まず、2つの大きなブランドであった「川北黒大豆」と「波部黒大豆」が統一されます。これは、「丹波黒大豆生産出荷組合」によって行われたもので、これ以降、川北黒大豆と波部黒大豆は「丹波黒大豆」というかたちで広まっていきます(ただし、前述したように、現在でも「波部黒」という名称は残っています。現在においてこの呼称が使われる場合、「丹波黒の品種を、さらに細分化させた言い方」とされることが多いようです。なお、「川北黒」も残っていますし、「兵系黒3号」と呼ばれる豆もあります)。

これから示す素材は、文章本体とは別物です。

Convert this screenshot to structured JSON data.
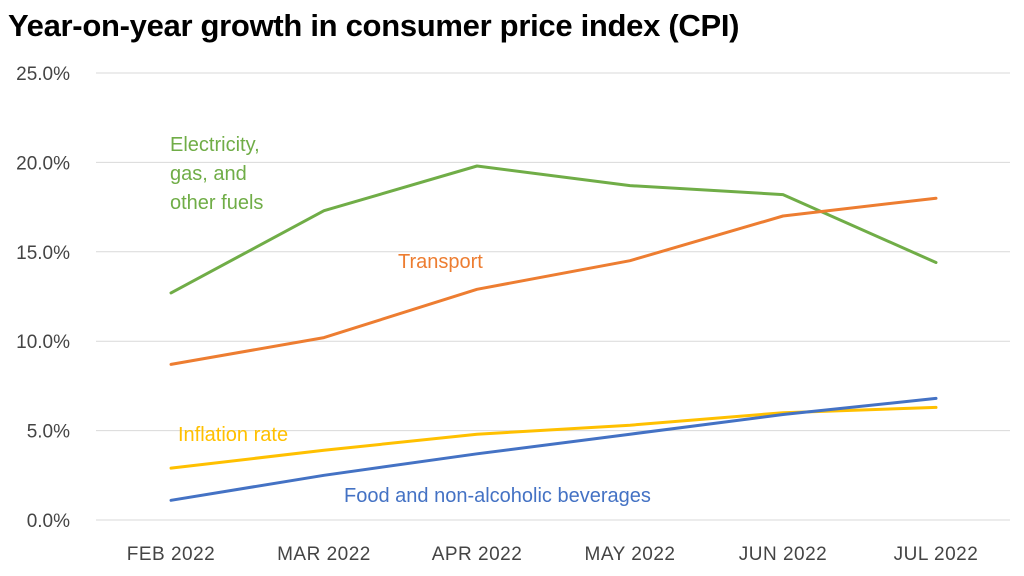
{
  "chart_data": {
    "type": "line",
    "title": "Year-on-year growth in consumer price index (CPI)",
    "categories": [
      "FEB 2022",
      "MAR 2022",
      "APR 2022",
      "MAY 2022",
      "JUN 2022",
      "JUL 2022"
    ],
    "ylim": [
      0,
      25
    ],
    "yticks": [
      "0.0%",
      "5.0%",
      "10.0%",
      "15.0%",
      "20.0%",
      "25.0%"
    ],
    "grid": true,
    "legend": "inline labels",
    "series": [
      {
        "name": "Electricity, gas, and other fuels",
        "label_lines": [
          "Electricity,",
          "gas, and",
          "other fuels"
        ],
        "color": "#70AD47",
        "values": [
          12.7,
          17.3,
          19.8,
          18.7,
          18.2,
          14.4
        ]
      },
      {
        "name": "Transport",
        "label_lines": [
          "Transport"
        ],
        "color": "#ED7D31",
        "values": [
          8.7,
          10.2,
          12.9,
          14.5,
          17.0,
          18.0
        ]
      },
      {
        "name": "Inflation rate",
        "label_lines": [
          "Inflation rate"
        ],
        "color": "#FFC000",
        "values": [
          2.9,
          3.9,
          4.8,
          5.3,
          6.0,
          6.3
        ]
      },
      {
        "name": "Food and non-alcoholic beverages",
        "label_lines": [
          "Food and non-alcoholic beverages"
        ],
        "color": "#4472C4",
        "values": [
          1.1,
          2.5,
          3.7,
          4.8,
          5.9,
          6.8
        ]
      }
    ]
  }
}
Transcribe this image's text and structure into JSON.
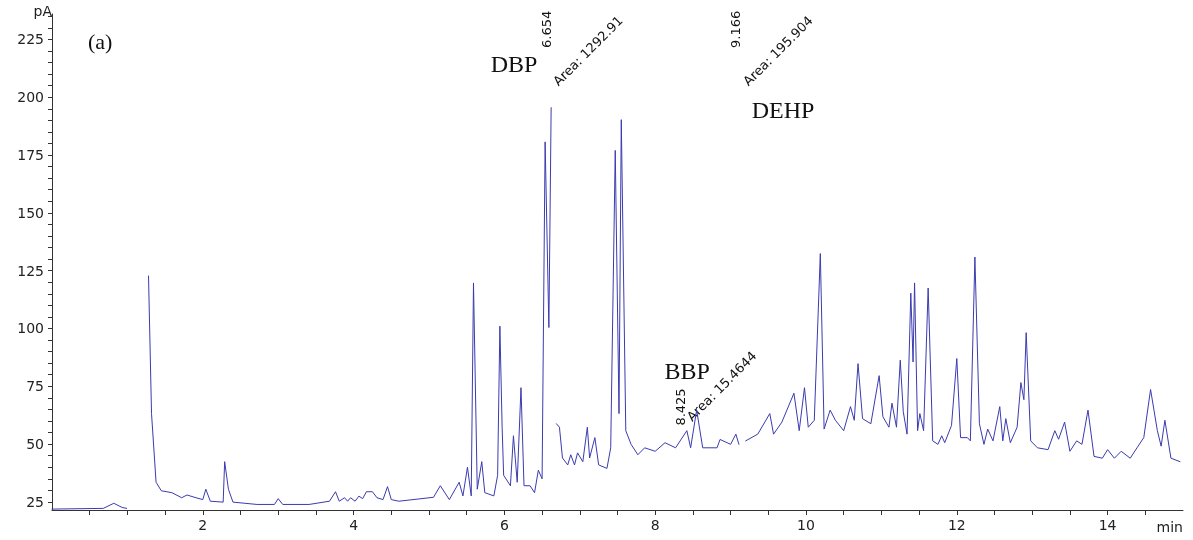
{
  "chart_data": {
    "type": "line",
    "xlabel": "min",
    "ylabel": "pA",
    "marker": "none",
    "line_style": "solid",
    "xlim": [
      0,
      15
    ],
    "ylim": [
      21.5,
      236
    ],
    "xticks": [
      {
        "value": 0.5,
        "label": null
      },
      {
        "value": 1,
        "label": null
      },
      {
        "value": 1.5,
        "label": null
      },
      2,
      {
        "value": 2.5,
        "label": null
      },
      {
        "value": 3,
        "label": null
      },
      {
        "value": 3.5,
        "label": null
      },
      4,
      {
        "value": 4.5,
        "label": null
      },
      {
        "value": 5,
        "label": null
      },
      {
        "value": 5.5,
        "label": null
      },
      6,
      {
        "value": 6.5,
        "label": null
      },
      {
        "value": 7,
        "label": null
      },
      {
        "value": 7.5,
        "label": null
      },
      8,
      {
        "value": 8.5,
        "label": null
      },
      {
        "value": 9,
        "label": null
      },
      {
        "value": 9.5,
        "label": null
      },
      10,
      {
        "value": 10.5,
        "label": null
      },
      {
        "value": 11,
        "label": null
      },
      {
        "value": 11.5,
        "label": null
      },
      12,
      {
        "value": 12.5,
        "label": null
      },
      {
        "value": 13,
        "label": null
      },
      {
        "value": 13.5,
        "label": null
      },
      14,
      {
        "value": 14.5,
        "label": null
      }
    ],
    "yticks": [
      25,
      {
        "value": 30,
        "label": null
      },
      {
        "value": 35,
        "label": null
      },
      {
        "value": 40,
        "label": null
      },
      {
        "value": 45,
        "label": null
      },
      50,
      {
        "value": 55,
        "label": null
      },
      {
        "value": 60,
        "label": null
      },
      {
        "value": 65,
        "label": null
      },
      {
        "value": 70,
        "label": null
      },
      75,
      {
        "value": 80,
        "label": null
      },
      {
        "value": 85,
        "label": null
      },
      {
        "value": 90,
        "label": null
      },
      {
        "value": 95,
        "label": null
      },
      100,
      {
        "value": 105,
        "label": null
      },
      {
        "value": 110,
        "label": null
      },
      {
        "value": 115,
        "label": null
      },
      {
        "value": 120,
        "label": null
      },
      125,
      {
        "value": 130,
        "label": null
      },
      {
        "value": 135,
        "label": null
      },
      {
        "value": 140,
        "label": null
      },
      {
        "value": 145,
        "label": null
      },
      150,
      {
        "value": 155,
        "label": null
      },
      {
        "value": 160,
        "label": null
      },
      {
        "value": 165,
        "label": null
      },
      {
        "value": 170,
        "label": null
      },
      175,
      {
        "value": 180,
        "label": null
      },
      {
        "value": 185,
        "label": null
      },
      {
        "value": 190,
        "label": null
      },
      {
        "value": 195,
        "label": null
      },
      200,
      {
        "value": 205,
        "label": null
      },
      {
        "value": 210,
        "label": null
      },
      {
        "value": 215,
        "label": null
      },
      {
        "value": 220,
        "label": null
      },
      225,
      {
        "value": 230,
        "label": null
      },
      {
        "value": 235,
        "label": null
      }
    ],
    "annotations": [
      "(a)",
      "DBP",
      "6.654",
      "Area: 1292.91",
      "DEHP",
      "9.166",
      "Area: 195.904",
      "BBP",
      {
        "text": "8.425",
        "x": 8.425,
        "y": 58
      },
      {
        "text": "Area: 15.4644",
        "x": 8.51,
        "y": 59
      }
    ],
    "series": [
      {
        "color": "#3b3bb0",
        "x": [
          0,
          0.68,
          0.82,
          0.93,
          0.99,
          1.0,
          1.13,
          1.26,
          1.28,
          1.32,
          1.38,
          1.45,
          1.59,
          1.72,
          1.79,
          1.91,
          2.0,
          2.04,
          2.1,
          2.27,
          2.29,
          2.34,
          2.4,
          2.72,
          2.95,
          3.0,
          3.06,
          3.41,
          3.68,
          3.76,
          3.81,
          3.88,
          3.92,
          3.96,
          4.02,
          4.07,
          4.12,
          4.17,
          4.25,
          4.31,
          4.39,
          4.45,
          4.5,
          4.6,
          5.06,
          5.15,
          5.27,
          5.4,
          5.45,
          5.51,
          5.56,
          5.59,
          5.64,
          5.7,
          5.74,
          5.86,
          5.91,
          5.94,
          5.97,
          5.99,
          6.08,
          6.12,
          6.17,
          6.22,
          6.26,
          6.34,
          6.4,
          6.45,
          6.5,
          6.54,
          6.59,
          6.62,
          6.654,
          6.69,
          6.73,
          6.77,
          6.84,
          6.88,
          6.93,
          6.97,
          7.04,
          7.1,
          7.13,
          7.2,
          7.25,
          7.36,
          7.41,
          7.47,
          7.52,
          7.55,
          7.61,
          7.68,
          7.77,
          7.86,
          8.0,
          8.13,
          8.27,
          8.42,
          8.47,
          8.55,
          8.63,
          8.82,
          8.86,
          9.0,
          9.07,
          9.11,
          9.166,
          9.2,
          9.36,
          9.52,
          9.57,
          9.68,
          9.84,
          9.91,
          9.98,
          10.03,
          10.11,
          10.19,
          10.24,
          10.32,
          10.39,
          10.5,
          10.59,
          10.64,
          10.69,
          10.75,
          10.86,
          10.97,
          11.02,
          11.1,
          11.14,
          11.2,
          11.25,
          11.29,
          11.34,
          11.39,
          11.42,
          11.44,
          11.48,
          11.51,
          11.56,
          11.62,
          11.68,
          11.75,
          11.8,
          11.84,
          11.93,
          12.0,
          12.05,
          12.14,
          12.18,
          12.24,
          12.3,
          12.36,
          12.41,
          12.48,
          12.57,
          12.61,
          12.65,
          12.71,
          12.8,
          12.85,
          12.89,
          12.92,
          12.98,
          13.07,
          13.21,
          13.3,
          13.35,
          13.43,
          13.5,
          13.59,
          13.66,
          13.74,
          13.82,
          13.93,
          14.0,
          14.09,
          14.18,
          14.3,
          14.39,
          14.48,
          14.57,
          14.66,
          14.71,
          14.76,
          14.84,
          14.96
        ],
        "values": [
          21.9,
          22.2,
          24.4,
          22.6,
          22.2,
          null,
          null,
          null,
          122.7,
          63.2,
          33.5,
          29.8,
          29,
          26.8,
          28,
          26.8,
          26,
          30.5,
          25.3,
          24.9,
          42.4,
          30.5,
          24.9,
          23.9,
          23.9,
          26.4,
          23.9,
          23.9,
          25.3,
          29.4,
          25.3,
          26.8,
          25.3,
          26.8,
          25.3,
          27.5,
          26.4,
          29.4,
          29.4,
          26.8,
          26,
          31.6,
          26,
          25.3,
          27,
          32,
          26,
          33.5,
          27.6,
          40,
          27.6,
          119.7,
          30.5,
          42.4,
          29,
          27.6,
          36.5,
          101,
          57.3,
          36.5,
          32,
          53.6,
          33.5,
          74.4,
          32,
          32,
          29,
          38.7,
          35,
          180.7,
          100.4,
          195.5,
          null,
          58.8,
          57.3,
          44,
          41,
          45.4,
          41,
          46.2,
          42.4,
          57.3,
          44,
          52.8,
          41,
          39.5,
          48.4,
          177,
          63.2,
          190.3,
          55.8,
          49.9,
          45.4,
          48.4,
          46.9,
          50.6,
          48.4,
          55.8,
          48.4,
          64.7,
          48.4,
          48.4,
          52,
          49.9,
          54.3,
          49.9,
          null,
          51.4,
          54.3,
          63.2,
          54.3,
          59.5,
          72,
          55.8,
          74.4,
          57.3,
          60.3,
          132.4,
          56.5,
          64.7,
          60.3,
          55.8,
          66.2,
          60.3,
          84.8,
          61,
          58.8,
          79.6,
          61.8,
          57.3,
          67.7,
          57.3,
          86.3,
          64,
          54.3,
          115.3,
          85.5,
          119.7,
          55.8,
          63.2,
          55.8,
          117.5,
          51.4,
          49.9,
          53.6,
          50.6,
          58.1,
          87,
          52.8,
          52.8,
          51.4,
          130.9,
          58.8,
          49.9,
          56.5,
          51.4,
          66.2,
          51.4,
          61,
          50.6,
          57.3,
          76.6,
          69.2,
          98.2,
          51.4,
          48.4,
          47.6,
          55.8,
          52.1,
          59.5,
          46.9,
          51.4,
          49.9,
          64.7,
          44.7,
          43.9,
          47.6,
          43.9,
          46.9,
          43.9,
          48.4,
          52.8,
          73.6,
          55.8,
          49.1,
          60.3,
          43.9,
          42.4
        ]
      }
    ]
  }
}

さらに、丹波篠山の黒豆の研究は進んでいきます。兵庫県の農事試験場が、波部黒を取り寄せて試験を行い、奨励品種としてこれを指定するなど、さまざまな動きがみられるようになりました。また、昭和56年には、丹波黒のなかからさらに品質の良いものを選定して、「新丹波黒」と名付けることになります。
上でも挙げた「兵系黒3号」ができたのは、河北黒大豆や波部黒大豆よりもずっとずっと後のことです。これは平成元年、今からわずか30年ほど前に作られた黒豆です。これもまた、波部黒のなかから優秀なものを選別して作られています。現在では、この「兵系黒3号」「川北黒大豆」「波部黒大豆」が、黒豆ブランドの筆頭となっています。
長い長い歴史に育まれてきた丹波篠山の黒豆は、これからも、さまざまな研究と改良を繰り返していくと予想されます。今現在生きている人が、まだだれも姿もかたちもなかった時代から愛されてきた丹波篠山の黒豆は、これより先もずっと愛されていくことでしょう。お正月のおせちを彩る、ふっくらと煮込まれた丹波篠山の黒豆の美しさは、だれもが知るところでもあります。